Chilton’s Kurscheidt taking nothing for granted

By | April 16, 2010

Distance runner Cody Kurscheidt knows what he wants from his senior track and field season. In addition to helping the Tigers win a sixth consecutive Olympian Conference championship, the Chilton High School standout has set individual goals.

“In the two-mile (3200 meters), I want to break 9:40 and place in the top six at state,” he said. “I want to get a state medal. In the mile (1600 meters), I would just be satisfied to qualify for state.”

Last year, Kurscheidt placed eighth at state in Division 2 in the 3200 meters. He was also a member of Chilton’s 4 x 800 meter relay team, which finished seventh at the state meet in La Crosse. During the 2010 indoor season, Kurscheidt captured gold in the 3200 meters in Division 2 at the Oshkosh High School Indoor Invitational. Last Saturday, he placed 15th out of a field of 69 in the 1600 meters at the state indoor meet in Whitewater.


Cody Kurscheidt, a standout runner at Chilton High School, eyes a state medal in the 3200 meters this season. He finished eighth at state in 2009. (Rick Evans photo)

Kurscheidt has also excelled in cross country, qualifying for state three times. He won a sectional cross country championship last fall and placed 17th in Division 2 at the 2009 WIAA state meet. Hard work and dedication have paid off.

“I take a week off after each season and then I’m back running 40 miles per week,” he said. “You can definitely tell a difference after that week off. Then you get back into it and it just becomes part of your daily schedule.”

Kurscheidt’s passion for running began at an early age.

“I had excessive energy as my mom would say,” he said. “I live out in the country. She would say to me, ‘Run down to the stop sign and back.’ When we did the mile in middle school, I thought to myself, ‘Hey, I’m not bad at running,’ so I did cross country and track. I’m addicted to it. I definitely enjoy it.”

Kurscheidt, who lists snowboarding among his other pastimes, appreciates running more now than ever. A frightening incident last summer changed him, he said.

While on a July fishing trip with relatives in Northern Ontario, Canada, a tornado struck the cabin where they were staying.

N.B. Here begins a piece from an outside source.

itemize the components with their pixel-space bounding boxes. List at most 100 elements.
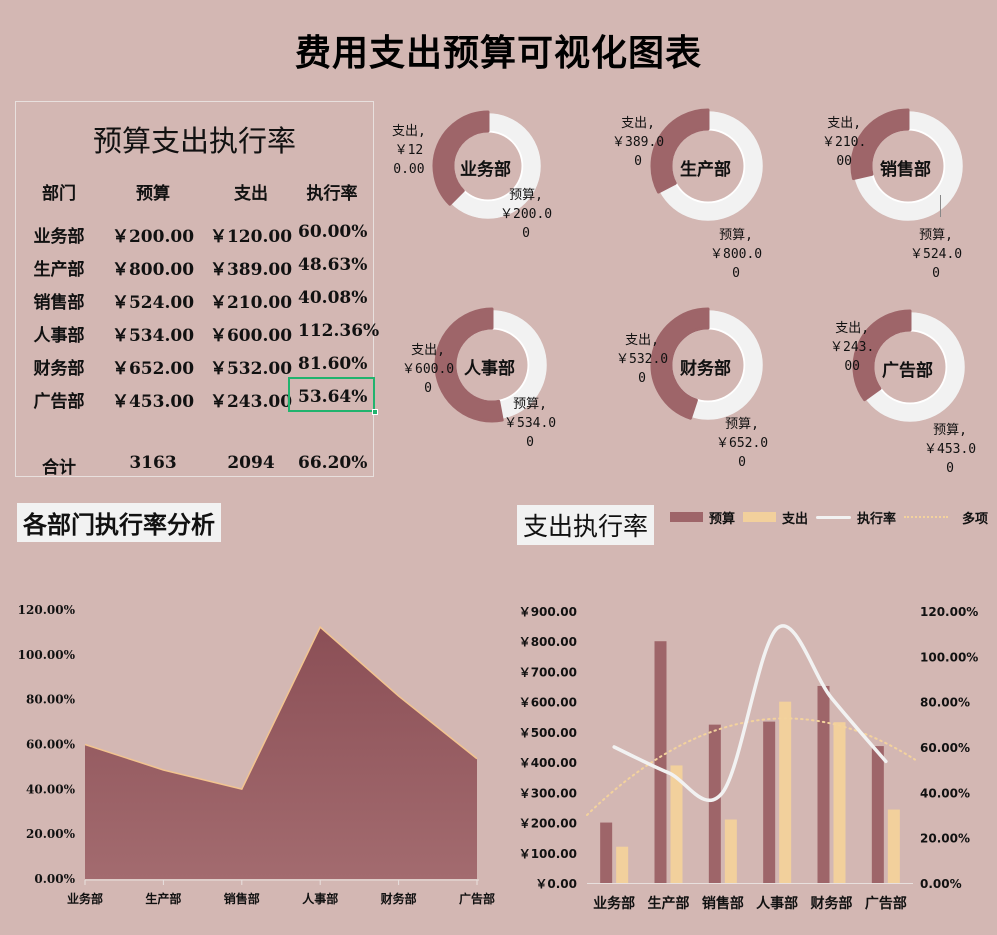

“My uncle went out fishing, while I went out for a run,” said Kurscheidt. “When my uncle came back in, my brother (Kyle) and I helped him dock the boat. The wind picked up and I remember the waves hitting the dock pretty hard. We got back to the cabin and set his gear down. My uncle yelled out, ‘Hey you guys have to see this.’ Trees and stuff were flying everywhere. You could see it swirling.

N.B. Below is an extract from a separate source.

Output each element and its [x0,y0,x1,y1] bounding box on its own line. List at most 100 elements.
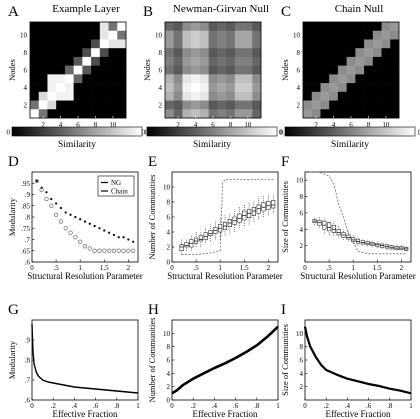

“A gust of wind caught us,” he added. “The first instinct was to get to the bathroom. It’s funny, in elementary school, you are taught bathroom or basement. You never think it’s going to happen. We got to the bathroom and we’re picked up. We levitated for a second or two. It was the weirdest feeling. Everything got ripped apart.”

Kurscheidt estimates that he landed 30 yards from his original location. He escaped with a bruised and swollen leg from hitting a railroad tie. Kyle’s injuries required stitches near his eye and on the back of his neck.

“(The tornado) is what really connected me with my faith more,” said Kurscheidt. “When we got back from the hospital, we found a Bible. That was the one thing that was left and we never saw it in the cabin before then. I’m not sure where it came from.”

Kurscheidt is active in the youth group, Jesus and Company, at Good Shepherd Parish in Chilton. He said that he enjoys group meetings and working at the breakfasts and dinners the teens offer. Participating in the group has also brought him luck on the track, he said.

“When I have a big race, when I know I’m going to be racing someone tough, I have my Jesus and Company shirt on,” he said. “That’s my lucky shirt. It has to work or I wouldn’t keep doing it.”

Next year, Kurscheidt will run at UW-Parkside in Kenosha, where he plans to study pre-medicine. He said that it’s hard to believe this is his final high school track season. Kurscheidt has embraced a leadership role for the Tigers.

“You know that you have the underclassmen looking up to you,” he said. “You try to show them the right way to go and, hopefully, they can follow in your footsteps.”

He found his own role model in Rocky Gozdziewski, who coaches the Chilton distance runners.

“I think I will always be a runner,” said Kurscheidt. “I look at Mr. G and he is still out running. I want to be like him and just keep running.”

Reflecting on his high school career, Kurscheidt is proud of the team success. Last fall’s cross country conference championship stands out, he said.

“We have won conference the past 10 years, but this year, Valders and Brillion had really strong teams,” he said. “Valders should have definitely beaten us and Brillion should have been right there. Me and all the guys just came out and ran excellent races and we won conference by quite a bit. This one, we had to battle for it.”

The day of the tornado still enters Kurscheidt’s mind, especially when the weather is stormy. The experience fuels him to live each day to the fullest, he said.

“Every day I’m glad to be alive,” he said. “A lot of things I took for granted before, I’m more thankful for now.”